I know how to derive the column averages, but I don't know how to effectively do the remaining operations. There is an order function, but when I used it, it stripped my column names, which I need. I could easily then cut the 1st say 10 columns, but is there a way that preserves the names? I don't think I can easily extract the names from the unordered original dataframe and apply it with my sorted by aggregate dataframe. My goal is to extract the column names of the top n columns (in dataframe RaM) in terms of a column aggregate function over the entire dataframe.
something like
top10 <- getTop10ColumnNames(colSums(RaM))

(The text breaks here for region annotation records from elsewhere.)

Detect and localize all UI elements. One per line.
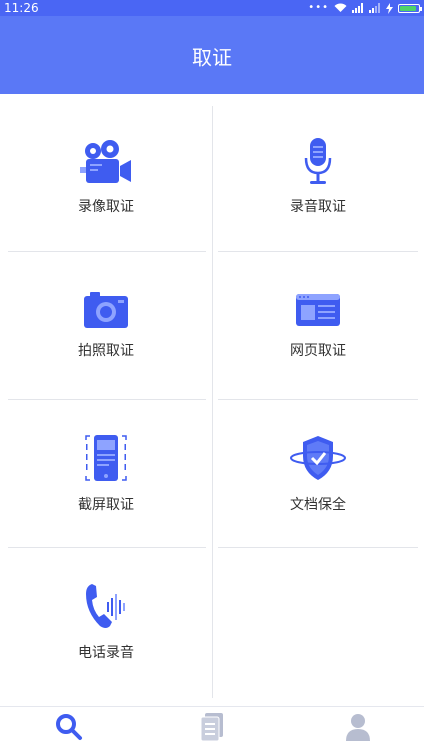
video-camera-icon (80, 140, 131, 183)
status-time: 11:26 (4, 1, 39, 15)
wifi-icon (334, 3, 347, 12)
tile-label: 录像取证 (78, 199, 134, 215)
page-title: 取证 (192, 45, 232, 70)
nav-tab-search[interactable] (44, 707, 94, 741)
tile-document-preservation[interactable]: 文档保全 (212, 400, 424, 548)
tile-webpage-evidence[interactable]: 网页取证 (212, 252, 424, 400)
status-icons: ••• (308, 0, 422, 16)
app-header: 取证 (0, 16, 424, 94)
document-list-icon (200, 713, 223, 741)
tile-label: 电话录音 (78, 645, 134, 661)
nav-tab-documents[interactable] (187, 707, 237, 741)
tile-phone-recording[interactable]: 电话录音 (0, 548, 212, 696)
tile-audio-evidence[interactable]: 录音取证 (212, 104, 424, 252)
phone-screenshot-icon (85, 435, 127, 481)
tile-label: 截屏取证 (78, 497, 134, 513)
status-dots: ••• (308, 2, 329, 13)
microphone-icon (304, 138, 332, 184)
signal-icon-2 (369, 3, 380, 13)
tile-label: 拍照取证 (78, 343, 134, 359)
webpage-icon (296, 294, 340, 326)
tile-label: 网页取证 (290, 343, 346, 359)
tile-video-evidence[interactable]: 录像取证 (0, 104, 212, 252)
camera-icon (84, 292, 128, 328)
tile-label: 文档保全 (290, 497, 346, 513)
evidence-grid: 录像取证 录音取证 拍照取证 网页取证 截屏取证 文档保全 电话录音 (0, 94, 424, 706)
status-bar: 11:26 ••• (0, 0, 424, 16)
bottom-nav (0, 706, 424, 741)
phone-call-icon (86, 584, 125, 628)
tile-screenshot-evidence[interactable]: 截屏取证 (0, 400, 212, 548)
battery-icon (398, 3, 422, 13)
search-icon (56, 714, 82, 740)
shield-icon (290, 436, 346, 480)
charging-icon (386, 2, 393, 14)
tile-photo-evidence[interactable]: 拍照取证 (0, 252, 212, 400)
nav-tab-profile[interactable] (333, 707, 383, 741)
user-icon (346, 714, 370, 741)
tile-label: 录音取证 (290, 199, 346, 215)
signal-icon (352, 3, 363, 13)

that would then output a dataframe of the top 10 columns in terms of their sum from RaM
Here's output off RaM
> head(RaM,2)
ABMD ACAD ALGN ALNY ANIP ASCMA AVGO CALD CLVS CORT
2013-01-31 0.03794643 0.296774194 0.13009009 0.32219178 0.13008130 0.02857604 0.13014640 -0.07929515 0.23375000 0.5174825
2013-02-28 0.14982079 0.006633499 0.00255102 -0.01823456 -0.05755396 0.07659708 -0.04333138 0.04066986 -0.04457953 -0.2465438
CPST EA EGY EXEL FCSC FOLD GNC GTT HEAR HK HZNP
2013-01-31 -0.05269663 0.08333333 -0.01849711 0.01969365 0 0.4179104 0.07992677 0.250000000 0.2017417 0.10404624 -0.085836910
2013-02-28 0.15051595 0.11443102 -0.04475854 -0.02145923 0 -0.2947368 0.14079036 0.002857143 0.4239130 -0.07068063 -0.009389671
ICON IMI IMMU INFI INSY KEG LGND LQDT MCF MU
2013-01-31 0.07750896 0.05393258 -0.01027397 -0.01571429 -0.05806459 0.16978417 -0.03085824 -0.22001958 0.01345609 0.1924290
2013-02-28 -0.01746362 0.03091684 -0.20415225 0.19854862 0.36849503 0.05535055 0.02189055 0.06840289 -0.09713487 0.1078042
NBIX NFLX NVDA OREX PFPT PQ PRTA PTX RAS REXX RTRX
2013-01-31 0.2112299 0.7846467 0.00000000 0.08950306 0.06823721 0.03838384 -0.1800819 0.04387097 0.23852335 0.008448541 0.34328358
2013-02-28 0.1677704 0.1382251 0.03888981 0.04020979 0.06311787 -0.25291829 0.0266223 -0.26328801 0.05079882 0.026656512 -0.02222222
SDRL SHOS SSI STMP TAL TREE TSLA TTWO UVE VICL
2013-01-31 0.07826093 0.2023956 -0.07788381 0.07103175 -0.14166875 -0.030504714 0.10746974 0.1053588 0.0365299 0.2302405
2013-02-28 -0.07585546 0.1384419 0.08052150 -0.09633197 0.08009728 -0.002860412 -0.07144761 0.2029581 -0.0330408 -0.1061453
VSI VVUS WLB
2013-01-31 0.06485356 -0.0976155 0.07494647
2013-02-28 -0.13965291 -0.1156069 0.04581673
Here's one way using the first section of your sample data to illustrate. You can gather up all the columns so that we can do summary calculations more easily, calculate all the summaries by group that you want, and then sort with arrange. Here I ordered with the highest sums first, but you could do whatever order you wanted.
library(tidyverse)
ram <- read_table2(
"ABMD ACAD ALGN ALNY ANIP ASCMA AVGO CALD CLVS CORT
0.03794643 0.296774194 0.13009009 0.32219178 0.13008130 0.02857604 0.13014640 -0.07929515 0.23375000 0.5174825
0.14982079 0.006633499 0.00255102 -0.01823456 -0.05755396 0.07659708 -0.04333138 0.04066986 -0.04457953 -0.2465438"
)
summary <- ram %>%
gather(colname, value) %>%
group_by(colname) %>%
summarise_at(.vars = vars(value), .funs = funs(mean = mean, sum = sum, max = max)) %>%
arrange(desc(sum))
summary
#> # A tibble: 10 x 4
#> colname mean sum max
#> <chr> <dbl> <dbl> <dbl>
#> 1 ALNY 0.152 0.304 0.322
#> 2 ACAD 0.152 0.303 0.297
#> 3 CORT 0.135 0.271 0.517
#> 4 CLVS 0.0946 0.189 0.234
#> 5 ABMD 0.0939 0.188 0.150
#> 6 ALGN 0.0663 0.133 0.130
#> 7 ASCMA 0.0526 0.105 0.0766
#> 8 AVGO 0.0434 0.0868 0.130
#> 9 ANIP 0.0363 0.0725 0.130
#> 10 CALD -0.0193 -0.0386 0.0407
If you then want to reorder your original data frame, you can get the order from this summary output and index with it:
ram[summary$colname]
#> # A tibble: 2 x 10
#> ALNY ACAD CORT CLVS ABMD ALGN ASCMA AVGO ANIP
#> <dbl> <dbl> <dbl> <dbl> <dbl> <dbl> <dbl> <dbl> <dbl>
#> 1 0.322 0.297 0.517 0.234 0.0379 0.130 0.0286 0.130 0.130
#> 2 -0.0182 0.00663 -0.247 -0.0446 0.150 0.00255 0.0766 -0.0433 -0.0576
#> # ... with 1 more variable: CALD <dbl>
Created on 2018-08-01 by the reprex package (v0.2.0).